Nous sommes retournés sur la plage sans nous en rendre compte. Famio est mort hier soir, mordu par un serpent venimeux. Naleria semble peu troublée par cette perte. J'ai pleuré malgré le peu de liens que nous avions. Nous étions tout de même ensemble, une équipe. Tout ce qu'elle veut c'est rappeler la libellule pour que nous rentrions rapidement. Je refuse. Il y a encore trop à découvrir. Mais elle ne nous laisse pas le choix et contacte les autorités. Psykren est aussi malheureux que je le suis. Alors que nous nous installons pour notre dernière nuit, je décide de rejoindre Psykren dans son dôme. En quelques heures nous nous décidons. Nous ne retournerons pas dans les villes plastiques. Une heure de plus s’écoule et nous quittons notre campement, chacun son sac sur le dos. Naleria rentrera seule, nous continuerons, s’il le faut sans l’aide de l’autorité. Une immense joie nous habite alors que nous prenons notre liberté, enfreignant l’Ordre et la Règle. Fugitif de l’ennui pour une vie aussi terrifiante qu’exaltante.

28 août 2584

Nous avons passée une étrange porte, comme une anfractuosité dans l’atmosphère, j’ignore comment. Cela fait trois jours que nous marchons dans une terre très semblable et pourtant très différentes de celle où nous étions. Il y a un résidu dans l’air désagréable, qui nous pique les muqueuses. J’ai de plus en plus de maux de tête et mes rêves sont étranges. J’ai le sentiment qu’ils ne sont pas seulement des rêves, mais des bribes de souvenirs. Comment est-ce possible ?

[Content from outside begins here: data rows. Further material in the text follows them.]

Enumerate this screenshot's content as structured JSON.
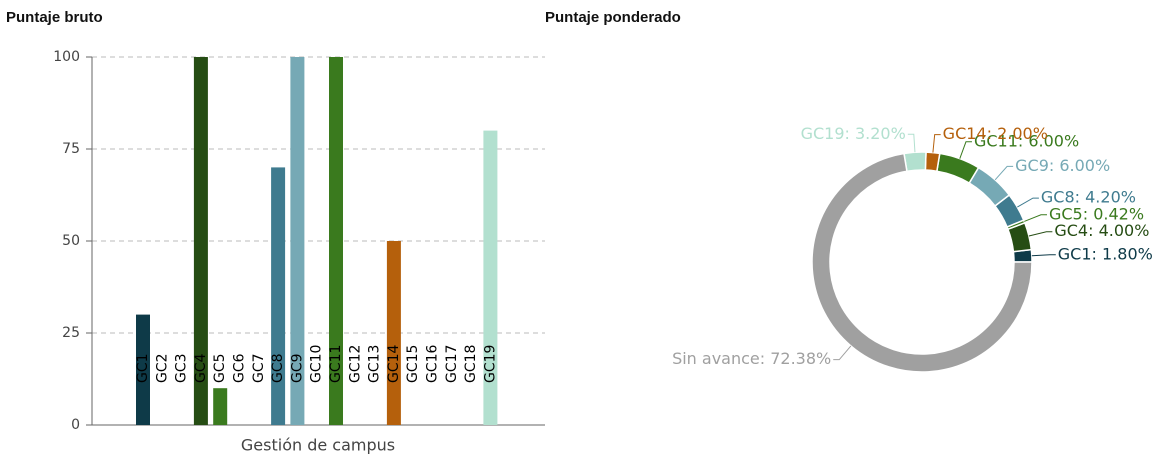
{
  "chart_data": [
    {
      "type": "bar",
      "title": "Puntaje bruto",
      "x_label": "Gestión de campus",
      "categories": [
        "GC1",
        "GC2",
        "GC3",
        "GC4",
        "GC5",
        "GC6",
        "GC7",
        "GC8",
        "GC9",
        "GC10",
        "GC11",
        "GC12",
        "GC13",
        "GC14",
        "GC15",
        "GC16",
        "GC17",
        "GC18",
        "GC19"
      ],
      "values": [
        30,
        0,
        0,
        100,
        10,
        0,
        0,
        70,
        100,
        0,
        100,
        0,
        0,
        50,
        0,
        0,
        0,
        0,
        80
      ],
      "colors": [
        "#0e3a48",
        "#999999",
        "#999999",
        "#264d14",
        "#3a7a1e",
        "#999999",
        "#999999",
        "#3f7b8f",
        "#76a9b5",
        "#999999",
        "#3a7a1e",
        "#999999",
        "#999999",
        "#b5600c",
        "#999999",
        "#999999",
        "#999999",
        "#999999",
        "#b2e0cf"
      ],
      "ylim": [
        0,
        100
      ],
      "yticks": [
        0,
        25,
        50,
        75,
        100
      ],
      "grid": true
    },
    {
      "type": "pie",
      "title": "Puntaje ponderado",
      "categories": [
        "GC1",
        "GC4",
        "GC5",
        "GC8",
        "GC9",
        "GC11",
        "GC14",
        "GC19",
        "Sin avance"
      ],
      "values": [
        1.8,
        4.0,
        0.42,
        4.2,
        6.0,
        6.0,
        2.0,
        3.2,
        72.38
      ],
      "value_labels": [
        "GC1: 1.80%",
        "GC4: 4.00%",
        "GC5: 0.42%",
        "GC8: 4.20%",
        "GC9: 6.00%",
        "GC11: 6.00%",
        "GC14: 2.00%",
        "GC19: 3.20%",
        "Sin avance: 72.38%"
      ],
      "colors": [
        "#0e3a48",
        "#264d14",
        "#3a7a1e",
        "#3f7b8f",
        "#76a9b5",
        "#3a7a1e",
        "#b5600c",
        "#b2e0cf",
        "#a0a0a0"
      ]
    }
  ]
}
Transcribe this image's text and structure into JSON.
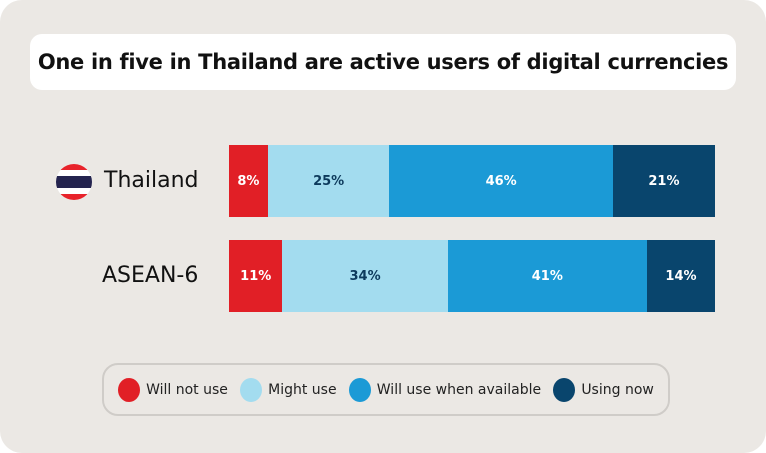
{
  "chart_data": {
    "type": "bar",
    "orientation": "horizontal-stacked",
    "title": "One in five in Thailand are active users of digital currencies",
    "categories": [
      "Thailand",
      "ASEAN-6"
    ],
    "series": [
      {
        "name": "Will not use",
        "color": "#e11f26",
        "label_color": "#ffffff",
        "values": [
          8,
          11
        ]
      },
      {
        "name": "Might use",
        "color": "#a3dcef",
        "label_color": "#0d3a5c",
        "values": [
          25,
          34
        ]
      },
      {
        "name": "Will use when available",
        "color": "#1b9ad6",
        "label_color": "#ffffff",
        "values": [
          46,
          41
        ]
      },
      {
        "name": "Using now",
        "color": "#09456d",
        "label_color": "#ffffff",
        "values": [
          21,
          14
        ]
      }
    ],
    "xlim": [
      0,
      100
    ],
    "legend": "bottom"
  }
}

Je me sens perdue et terrifiée à certains moments, mon enfance connue semble superposée par une autre, plus vive, plus violente. Psykren semble aussi perturbé à des moments. Il me dit qu’il a des rêves lui aussi, comme les miens. Il dit que l’autorité était là avant nous, que nous n’avons pas choisis d’en faire partie, d’appartenir au grand Ordre, que nous naissons et mourrons sous lui, sans choisir d’appartenir à cet état d’obéissance généralisée. Soit on doit accepter ce pacte implicite, soit nous devons disparaître, d’une manière ou d’une autre, que cela est une injustice fondamentale. Ses yeux sont de plus en plus empreints de colère et de ressentiment, il commence à parler de vengeance, il pense que l’autorité nous a prit quelque chose et moi je veux seulement trouver une oasis où nous installer quelques jours afin de reprendre nos esprits. Je suis exténuée. Pourtant, ni l’un ni l’autre ne regrettons notre décision. Etrangement, nos présences mutuelles nous donnent de la force et une étrange chaleur dans le corps et l’âme. De plus nous ne sommes pas si seuls, depuis plusieurs semaines, deux animaux, ressemblant à des chiens, nous suivent de loin. Je soupçonne que cela dure depuis plus longemps. Depuis la veille de la mort de Famio. J’ai envie de les apprivoiser. Psykren est ragaillardis par cette idée. Notre route est alors plus enjouée et nous tentons des astuces pour les faire approcher. J’ai de l’espoir. Je ne me souviens toutefois plus de mon nom. Ni du sien. Nous continuons d’avancer.